The Company is also announcing preliminary financial results for the quarter ended June 30, 2023:

  • The Company estimates that total revenue will range between $166 million and $167 million, as compared to 160.6 million in the prior year quarter, reflecting growth across all the Company’s payment segments.
  • We estimate that Adjusted EBITDA will range between $73 million and $74 million compared with $74.1 million in the prior year quarter.
  • Adjusted EBITDA margin is expected in a range of 44% to 45%, compared with 46.1% in the prior year quarter.
  • Diluted earnings per share are expected to range between $0.42 and $0.45, compared with $0.47 in the prior year quarter.
  • Adjusted earnings per common share is expected in a range of $0.70 and $0.72 compared with $0.67 in the prior year quarter.

2023 Outlook

The Company is revising its financial outlook for 2023 as follows:

  • Total consolidated revenue is now anticipated to be between $652 million and $658 million representing growth of approximately 5% to 6% growth, compared with $644 to $652 million previously estimated.
  • Earnings per common share between $1.82 to $1.91 as compared to $3.45 in 2022, as recast, compared with $1.80 to $1.90 previously estimated.
  • Adjusted earnings per common share between $2.75 to $2.83 representing approximately 9% to 12% growth as compared to $2.53 in 2022, as recast, compared with $2.59 to $2.68 previously estimated.
  • We continue to expect capital expenditures to be approximately $70 million.
  • We continue to expect an effective tax rate of approximately 16% to 17%.

Advisors

Evercore, Seneca Evercore and Goldman Sachs are acting as lead financial advisors to Evertec.
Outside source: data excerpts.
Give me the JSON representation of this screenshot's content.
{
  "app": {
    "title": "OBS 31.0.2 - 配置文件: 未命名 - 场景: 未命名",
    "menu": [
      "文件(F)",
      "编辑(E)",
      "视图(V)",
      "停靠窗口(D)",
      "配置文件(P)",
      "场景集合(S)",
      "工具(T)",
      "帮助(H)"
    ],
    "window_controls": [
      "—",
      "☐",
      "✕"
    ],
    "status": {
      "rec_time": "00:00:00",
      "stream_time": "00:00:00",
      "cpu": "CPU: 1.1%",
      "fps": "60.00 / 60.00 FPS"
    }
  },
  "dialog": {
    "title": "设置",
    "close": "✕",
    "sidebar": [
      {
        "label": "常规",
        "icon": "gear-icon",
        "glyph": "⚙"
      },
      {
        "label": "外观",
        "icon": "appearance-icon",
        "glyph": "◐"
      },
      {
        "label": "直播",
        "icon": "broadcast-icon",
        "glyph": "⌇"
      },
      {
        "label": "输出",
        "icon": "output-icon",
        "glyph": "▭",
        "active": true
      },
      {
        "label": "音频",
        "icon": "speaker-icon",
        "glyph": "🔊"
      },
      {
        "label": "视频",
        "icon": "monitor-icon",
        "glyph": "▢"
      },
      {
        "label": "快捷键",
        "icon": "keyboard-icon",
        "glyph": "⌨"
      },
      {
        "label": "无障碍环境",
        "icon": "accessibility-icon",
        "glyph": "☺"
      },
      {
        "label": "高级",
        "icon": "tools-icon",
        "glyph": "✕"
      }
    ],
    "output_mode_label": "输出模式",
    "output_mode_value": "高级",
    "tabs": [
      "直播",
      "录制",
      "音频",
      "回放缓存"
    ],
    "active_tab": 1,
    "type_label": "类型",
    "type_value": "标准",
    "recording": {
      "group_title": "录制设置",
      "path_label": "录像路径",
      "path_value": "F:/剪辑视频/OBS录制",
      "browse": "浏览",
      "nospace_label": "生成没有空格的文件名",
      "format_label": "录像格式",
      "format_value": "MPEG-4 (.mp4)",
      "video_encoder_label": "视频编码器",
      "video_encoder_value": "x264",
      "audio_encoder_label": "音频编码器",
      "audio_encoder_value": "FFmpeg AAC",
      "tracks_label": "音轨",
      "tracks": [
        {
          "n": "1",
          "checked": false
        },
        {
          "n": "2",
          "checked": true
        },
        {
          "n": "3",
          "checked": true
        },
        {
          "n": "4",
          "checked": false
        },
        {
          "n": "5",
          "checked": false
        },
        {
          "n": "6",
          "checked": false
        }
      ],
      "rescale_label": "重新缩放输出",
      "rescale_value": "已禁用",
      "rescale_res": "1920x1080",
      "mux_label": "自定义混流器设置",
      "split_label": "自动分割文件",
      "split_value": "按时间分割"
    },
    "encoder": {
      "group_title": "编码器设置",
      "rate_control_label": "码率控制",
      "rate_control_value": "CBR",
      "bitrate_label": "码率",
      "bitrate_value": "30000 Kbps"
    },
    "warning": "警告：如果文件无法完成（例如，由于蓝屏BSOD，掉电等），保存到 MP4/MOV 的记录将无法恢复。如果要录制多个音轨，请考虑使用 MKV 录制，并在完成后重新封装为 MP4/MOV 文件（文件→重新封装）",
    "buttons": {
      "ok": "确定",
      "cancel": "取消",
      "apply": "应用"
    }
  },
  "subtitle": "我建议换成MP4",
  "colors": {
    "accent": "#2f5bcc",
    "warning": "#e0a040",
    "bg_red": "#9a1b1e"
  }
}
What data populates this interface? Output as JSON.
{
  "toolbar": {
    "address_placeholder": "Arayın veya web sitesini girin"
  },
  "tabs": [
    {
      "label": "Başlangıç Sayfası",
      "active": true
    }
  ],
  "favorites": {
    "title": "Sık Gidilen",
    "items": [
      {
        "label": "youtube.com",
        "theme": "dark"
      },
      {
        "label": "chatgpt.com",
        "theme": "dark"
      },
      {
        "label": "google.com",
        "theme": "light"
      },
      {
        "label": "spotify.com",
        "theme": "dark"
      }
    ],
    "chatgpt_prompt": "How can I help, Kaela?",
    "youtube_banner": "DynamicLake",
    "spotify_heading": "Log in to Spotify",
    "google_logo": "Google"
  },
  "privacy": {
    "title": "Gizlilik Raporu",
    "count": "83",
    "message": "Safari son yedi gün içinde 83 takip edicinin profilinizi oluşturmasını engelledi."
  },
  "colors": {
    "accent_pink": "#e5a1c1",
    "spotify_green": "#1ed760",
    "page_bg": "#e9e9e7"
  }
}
Truist Securities is also serving as a financial advisor to Evertec and Truist bank is providing committed financing to support the acquisition. Latham & Watkins and Mattos Filho are serving as legal advisors to Evertec. BTG Pactual is acting as financial advisor to Sinqia. Trindade Sociedade de Advogados and Simpson Thacher & Bartlett LLP are acting as legal advisor to Sinqia.

Earnings Conference Call and Audio Webcast

The Company will host a conference call to discuss the transaction tomorrow at 8:00 a.m. ET. The conference call can be accessed live over the phone by dialing (888) 338-7153 or for international callers by dialing (412) 317-5117. A replay will be available one hour after the end of the conference call and can be accessed by dialing (877) 344-7529 or (412) 317-0088 for international callers; the pin number is 3473106. The replay will be available through Friday, July 28, 2023. The call will be webcast live from the Company’s website at www.evertecinc.com under the Investor Relations section or directly at http://ir.evertecinc.com. A supplemental slide presentation that accompanies this call and webcast will be available prior to the call on the investor relations website at ir.evertecinc.com and will remain available after the call.